Let's estimate how big F_g and F_D are, so that we know what the magnitudes of the forces are we are dealing with. F_g = 113 * 9.8 = 1110 N (Newtons). For F_D, let's use a rho at 4500 ft (as a representative middle altitude as the bomb falls) and v = 400 mph (as a representative middle velocity of a bomb as it falls) = 179 m/s. Then F_D = 0.5 * 1.06 * 179^2 * 0.062 * 0.05 = 53 N. So, the magnitude of the force of drag is about 5% of the maginitude of the force of gravity. We expect gravity, then, to be the main effect, with drag almost a perturbation upon that.
Nevertheless, the bombsight in Aces High, when calibrated correctly in "simple mode", figures in the effect of drag when there is no wind. It takes into account the forward speed of your bomber and the vertical distance between your bomber and the target and calculates everything, integrating the forces to predict path of the bombs. It does not take into account any wind under your bomber, and it does not take into account sideways drift of your bomber if your bomber is in a crosswind (i.e., misses that initial sideways velocity of the bomb). So, these two effects -- (1) unaccounted-for wind between your bomb and the target and (2) crosswind giving your bomb intial sideways drift -- are things that can cause bombs to hit away from where the bombsight predicts.

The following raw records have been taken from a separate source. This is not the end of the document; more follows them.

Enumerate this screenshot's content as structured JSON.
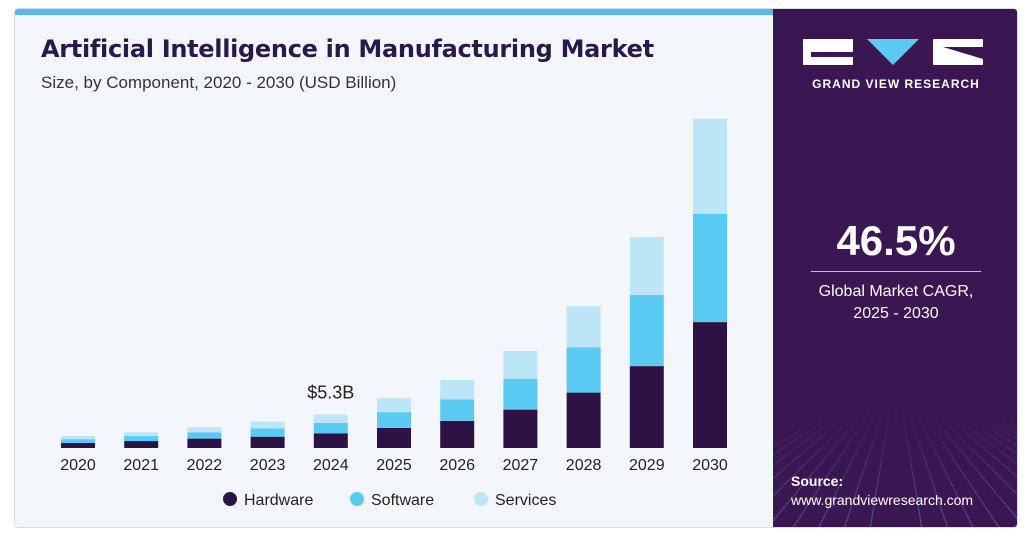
{
  "header": {
    "title": "Artificial Intelligence in Manufacturing Market",
    "subtitle": "Size, by Component, 2020 - 2030 (USD Billion)"
  },
  "chart_data": {
    "type": "bar",
    "stacked": true,
    "categories": [
      "2020",
      "2021",
      "2022",
      "2023",
      "2024",
      "2025",
      "2026",
      "2027",
      "2028",
      "2029",
      "2030"
    ],
    "series": [
      {
        "name": "Hardware",
        "color": "#2d1245",
        "values": [
          0.8,
          1.1,
          1.5,
          1.8,
          2.3,
          3.2,
          4.3,
          6.1,
          8.8,
          13.0,
          20.0
        ]
      },
      {
        "name": "Software",
        "color": "#5bcaf3",
        "values": [
          0.6,
          0.8,
          1.0,
          1.3,
          1.7,
          2.5,
          3.4,
          4.9,
          7.2,
          11.3,
          17.2
        ]
      },
      {
        "name": "Services",
        "color": "#bce6f8",
        "values": [
          0.5,
          0.6,
          0.8,
          1.1,
          1.3,
          2.2,
          3.1,
          4.4,
          6.5,
          9.2,
          15.1
        ]
      }
    ],
    "annotations": [
      {
        "category": "2024",
        "text": "$5.3B"
      }
    ],
    "ylim": [
      0,
      54
    ],
    "grid": false,
    "legend_position": "bottom"
  },
  "sidebar": {
    "brand_name": "GRAND VIEW RESEARCH",
    "cagr_value": "46.5%",
    "cagr_label_line1": "Global Market CAGR,",
    "cagr_label_line2": "2025 - 2030",
    "source_label": "Source:",
    "source_url": "www.grandviewresearch.com"
  }
}
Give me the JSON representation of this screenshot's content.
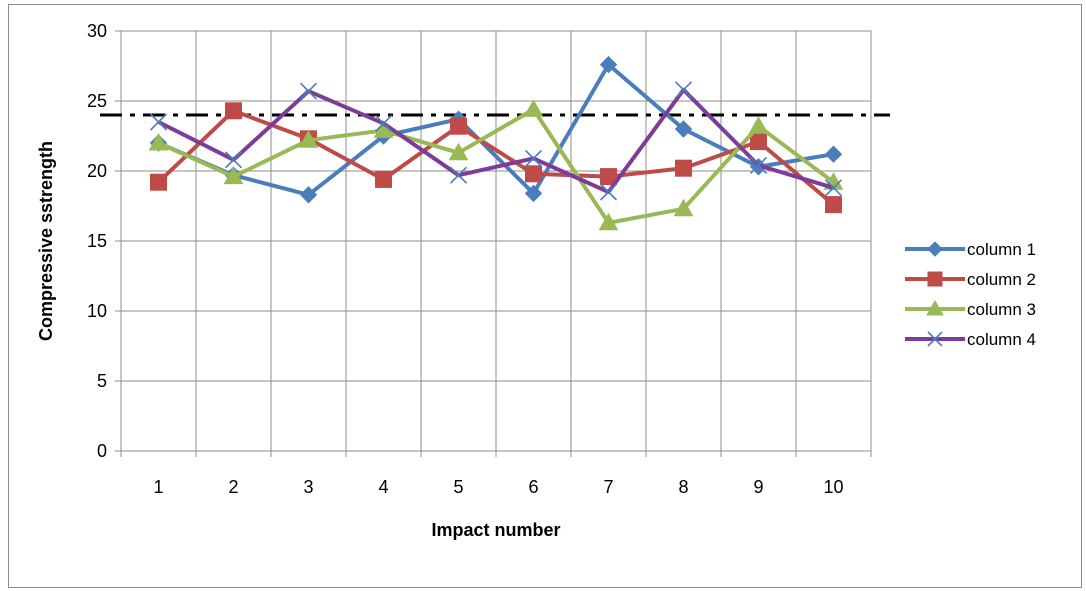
{
  "chart_data": {
    "type": "line",
    "title": "",
    "xlabel": "Impact number",
    "ylabel": "Compressive sstrength",
    "categories": [
      "1",
      "2",
      "3",
      "4",
      "5",
      "6",
      "7",
      "8",
      "9",
      "10"
    ],
    "ylim": [
      0,
      30
    ],
    "yticks": [
      0,
      5,
      10,
      15,
      20,
      25,
      30
    ],
    "grid": true,
    "legend_position": "right",
    "reference_line": {
      "value": 24,
      "style": "dash-dot",
      "color": "#000000"
    },
    "series": [
      {
        "name": "column 1",
        "color": "#4a7ebb",
        "marker": "diamond",
        "values": [
          22.0,
          19.7,
          18.3,
          22.5,
          23.7,
          18.4,
          27.6,
          23.0,
          20.3,
          21.2
        ]
      },
      {
        "name": "column 2",
        "color": "#be4b48",
        "marker": "square",
        "values": [
          19.2,
          24.3,
          22.3,
          19.4,
          23.2,
          19.8,
          19.6,
          20.2,
          22.1,
          17.6
        ]
      },
      {
        "name": "column 3",
        "color": "#98b954",
        "marker": "triangle",
        "values": [
          22.0,
          19.6,
          22.2,
          22.9,
          21.3,
          24.4,
          16.3,
          17.3,
          23.2,
          19.2
        ]
      },
      {
        "name": "column 4",
        "color": "#7d3c98",
        "marker": "x",
        "values": [
          23.5,
          20.8,
          25.7,
          23.4,
          19.7,
          20.9,
          18.5,
          25.8,
          20.4,
          18.8
        ]
      }
    ]
  }
}
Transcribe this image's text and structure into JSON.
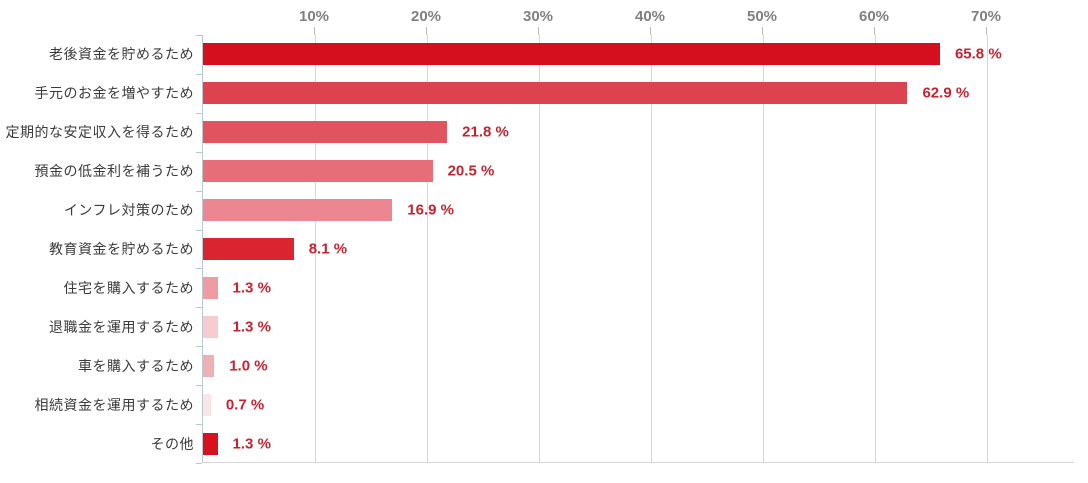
{
  "chart_data": {
    "type": "bar",
    "orientation": "horizontal",
    "title": "",
    "xlabel": "",
    "ylabel": "",
    "xlim": [
      0,
      70
    ],
    "x_tick_values": [
      10,
      20,
      30,
      40,
      50,
      60,
      70
    ],
    "x_tick_labels": [
      "10%",
      "20%",
      "30%",
      "40%",
      "50%",
      "60%",
      "70%"
    ],
    "grid": true,
    "legend": false,
    "categories": [
      "老後資金を貯めるため",
      "手元のお金を増やすため",
      "定期的な安定収入を得るため",
      "預金の低金利を補うため",
      "インフレ対策のため",
      "教育資金を貯めるため",
      "住宅を購入するため",
      "退職金を運用するため",
      "車を購入するため",
      "相続資金を運用するため",
      "その他"
    ],
    "values": [
      65.8,
      62.9,
      21.8,
      20.5,
      16.9,
      8.1,
      1.3,
      1.3,
      1.0,
      0.7,
      1.3
    ],
    "value_labels": [
      "65.8 %",
      "62.9 %",
      "21.8 %",
      "20.5 %",
      "16.9 %",
      "8.1 %",
      "1.3 %",
      "1.3 %",
      "1.0 %",
      "0.7 %",
      "1.3 %"
    ],
    "bar_colors": [
      "#d50f1e",
      "#dc434e",
      "#e0535f",
      "#e66e78",
      "#ec8791",
      "#da2430",
      "#ef9ba2",
      "#f7cbd0",
      "#f0aeb5",
      "#fae4e6",
      "#d6121f"
    ]
  },
  "colors": {
    "value_label": "#c7232f",
    "axis_label": "#808080",
    "category_label": "#3a3a3a",
    "gridline": "#d6d6d6",
    "y_axis_line": "#b7c9d1",
    "background": "#ffffff"
  }
}
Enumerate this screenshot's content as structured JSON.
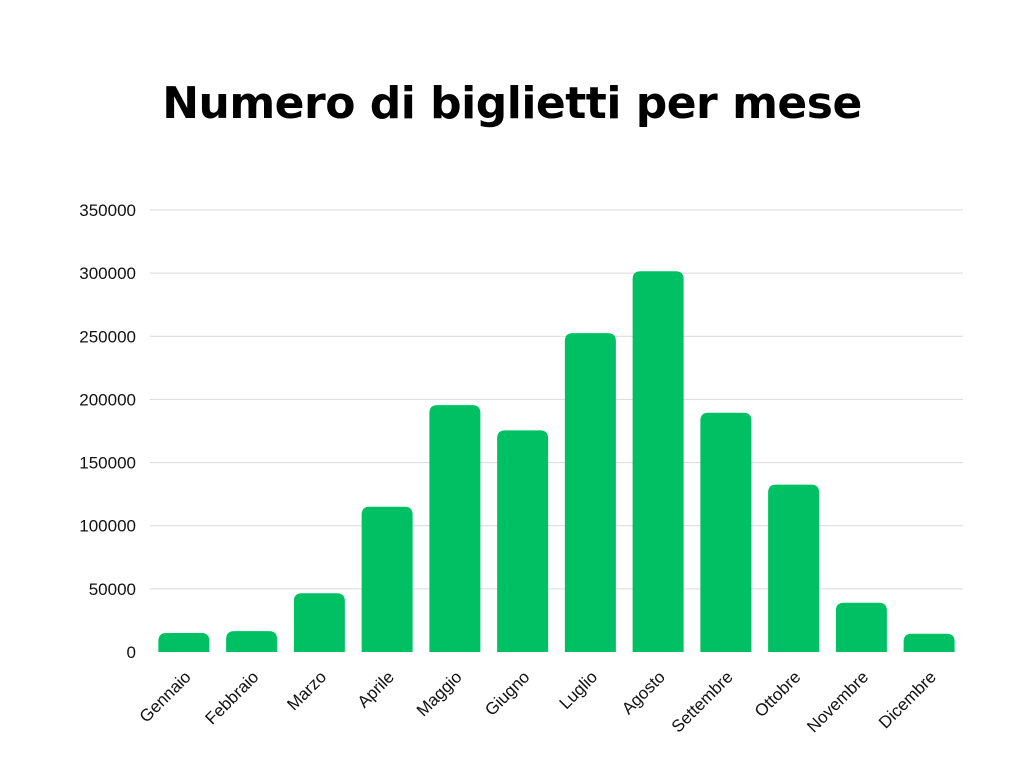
{
  "chart_data": {
    "type": "bar",
    "title": "Numero di biglietti per mese",
    "xlabel": "",
    "ylabel": "",
    "categories": [
      "Gennaio",
      "Febbraio",
      "Marzo",
      "Aprile",
      "Maggio",
      "Giugno",
      "Luglio",
      "Agosto",
      "Settembre",
      "Ottobre",
      "Novembre",
      "Dicembre"
    ],
    "values": [
      15000,
      16500,
      46500,
      115000,
      195500,
      175500,
      252500,
      301500,
      189500,
      132500,
      39000,
      14500
    ],
    "ylim": [
      0,
      350000
    ],
    "yticks": [
      "0",
      "50000",
      "100000",
      "150000",
      "200000",
      "250000",
      "300000",
      "350000"
    ],
    "grid": true,
    "legend": "none",
    "bar_color": "#00c064",
    "grid_color": "#d9d9d9"
  }
}
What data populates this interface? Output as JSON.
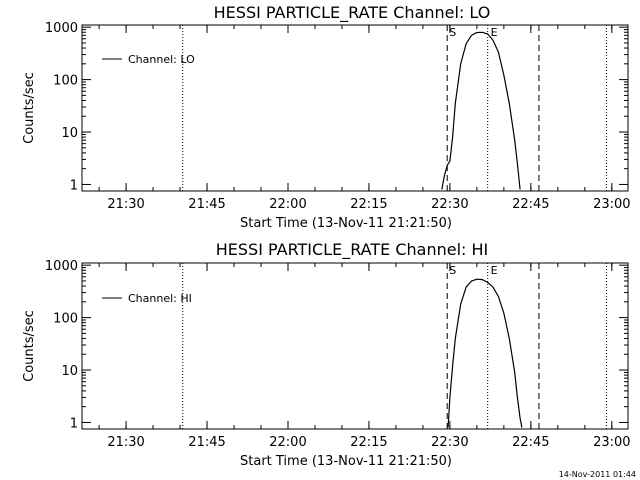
{
  "chart_data": [
    {
      "type": "line",
      "title": "HESSI PARTICLE_RATE Channel: LO",
      "xlabel": "Start Time (13-Nov-11 21:21:50)",
      "ylabel": "Counts/sec",
      "y_scale": "log",
      "xlim": [
        "21:21:50",
        "23:03:00"
      ],
      "ylim": [
        0.75,
        1100
      ],
      "x_ticks": [
        "21:30",
        "21:45",
        "22:00",
        "22:15",
        "22:30",
        "22:45",
        "23:00"
      ],
      "y_ticks": [
        "1",
        "10",
        "100",
        "1000"
      ],
      "legend": {
        "position": "top-left",
        "entries": [
          "Channel: LO"
        ]
      },
      "series": [
        {
          "name": "Channel: LO",
          "x": [
            "22:28:30",
            "22:29:00",
            "22:29:30",
            "22:30:00",
            "22:30:30",
            "22:31:00",
            "22:32:00",
            "22:33:00",
            "22:34:00",
            "22:35:00",
            "22:36:00",
            "22:37:00",
            "22:38:00",
            "22:39:00",
            "22:40:00",
            "22:41:00",
            "22:42:00",
            "22:42:30",
            "22:43:00"
          ],
          "y": [
            0.8,
            1.5,
            2.3,
            2.8,
            8,
            35,
            200,
            480,
            700,
            790,
            800,
            740,
            560,
            330,
            120,
            35,
            7,
            2.5,
            0.8
          ]
        }
      ],
      "vlines_dashed": [
        {
          "x": "22:29:30",
          "label": "S"
        },
        {
          "x": "22:46:30",
          "label": ""
        }
      ],
      "vlines_dotted": [
        {
          "x": "21:40:30",
          "label": ""
        },
        {
          "x": "22:37:00",
          "label": "E"
        },
        {
          "x": "22:59:00",
          "label": ""
        }
      ]
    },
    {
      "type": "line",
      "title": "HESSI PARTICLE_RATE Channel: HI",
      "xlabel": "Start Time (13-Nov-11 21:21:50)",
      "ylabel": "Counts/sec",
      "y_scale": "log",
      "xlim": [
        "21:21:50",
        "23:03:00"
      ],
      "ylim": [
        0.75,
        1100
      ],
      "x_ticks": [
        "21:30",
        "21:45",
        "22:00",
        "22:15",
        "22:30",
        "22:45",
        "23:00"
      ],
      "y_ticks": [
        "1",
        "10",
        "100",
        "1000"
      ],
      "legend": {
        "position": "top-left",
        "entries": [
          "Channel: HI"
        ]
      },
      "series": [
        {
          "name": "Channel: HI",
          "x": [
            "22:29:40",
            "22:30:00",
            "22:30:30",
            "22:31:00",
            "22:32:00",
            "22:33:00",
            "22:34:00",
            "22:35:00",
            "22:36:00",
            "22:37:00",
            "22:38:00",
            "22:39:00",
            "22:40:00",
            "22:41:00",
            "22:42:00",
            "22:42:30",
            "22:43:00",
            "22:43:20"
          ],
          "y": [
            0.8,
            3,
            12,
            40,
            180,
            380,
            500,
            540,
            530,
            470,
            380,
            250,
            120,
            40,
            9,
            3,
            1.2,
            0.8
          ]
        }
      ],
      "vlines_dashed": [
        {
          "x": "22:29:30",
          "label": "S"
        },
        {
          "x": "22:46:30",
          "label": ""
        }
      ],
      "vlines_dotted": [
        {
          "x": "21:40:30",
          "label": ""
        },
        {
          "x": "22:37:00",
          "label": "E"
        },
        {
          "x": "22:59:00",
          "label": ""
        }
      ]
    }
  ],
  "footer": {
    "timestamp": "14-Nov-2011 01:44"
  }
}
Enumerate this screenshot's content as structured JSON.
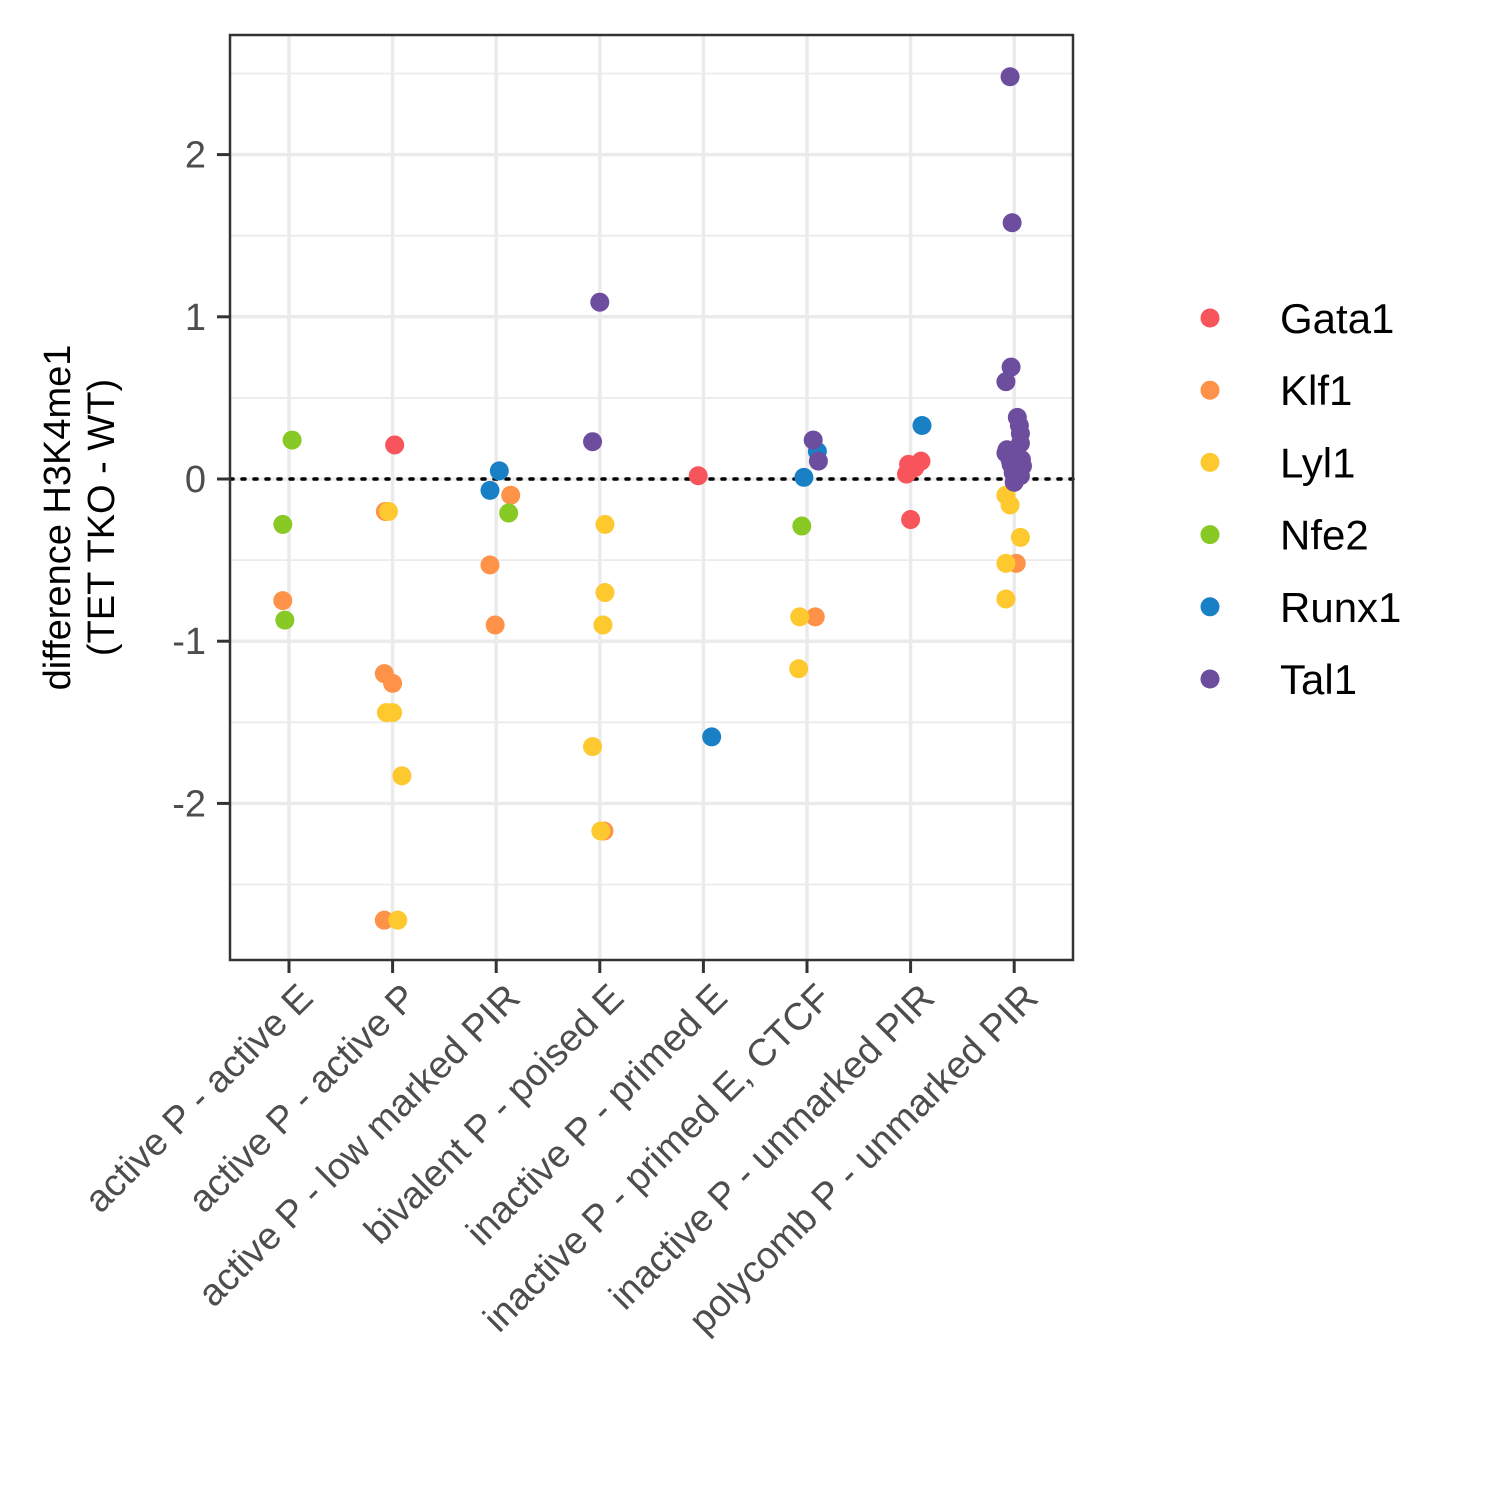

Let's discuss effect 1 first. Because F_D is already a much smaller effect than F_g, when there is unaccounted-for wind under your bomber, it is thus a perturbation on an already smaller effect. How big is this perturbation? A 10 mph headwind right under your bomber would mean that, while the bombsight thinks v is 400 mph as a typical value as the bomb drops through its trajectory, it is actually 410 mph. F_D will be 410^2/400^2 = 1.05 times larger at that point than the bombsight thinks it would be. This is thus an effect that is 5% of 5% (or 0.25%) of F_g. A 10 mph crosswind right under your bomber would mean, v = sqrt(400^2 + 10^2) = 400.125 mph. F_D will be 400.125^2/400^2 = 1.0006 times larger at that point than the bombsight thinks it would be. This is thus an effect that is 0.06% of 5% (or 0.003%) of F_g. Thus headwind and tailwind components are a larger effect (causing bombs to fall short or go long) than are winds that accelerate sideways motion of the bomb.
Let's see how large sidways acceleration of a bomb due to a crosswind is. A rough approximation would be to use maximum sideways force through the whole drop. Let's use a crosswind velocity of 10 mph and F_D as calculated above with the bomb going a representative 400 mph, to get F_D_side = side component of F_D = F_D * (10 / 400) = 53 * (10 / 400) = 1.3 N. The distance moved under the effect of a constant force is (from F = m * a), d = 0.5 * (F / m) * t^2. A 1.3 N force acting on a 113 kg object for, say, 31 seconds (approximate time for a 15k drop), would cause it to travel d = 0.5 * (F_D_side / m) * t^2 = 0.5 * (1.3 / 113) * 31^2 = 5.5 m = 17 feet. This is an estimate of how far a bomb would hit to the side of the crosshairs if (1) your bomber were in a layer that had no wind but (2) immediately below the bomber were a crosswind of 10 mph from there on down to target. This is a minor and negligible effect.
Let's discuss effect 2. Effect 2 -- sideways drift of your bomber -- is an effect that alters the initial conditions of the drop. This effect was the one we already talked about in "The Model" section above. It is a v * t sort of effect, and its an order of magnitude greater than effect 1.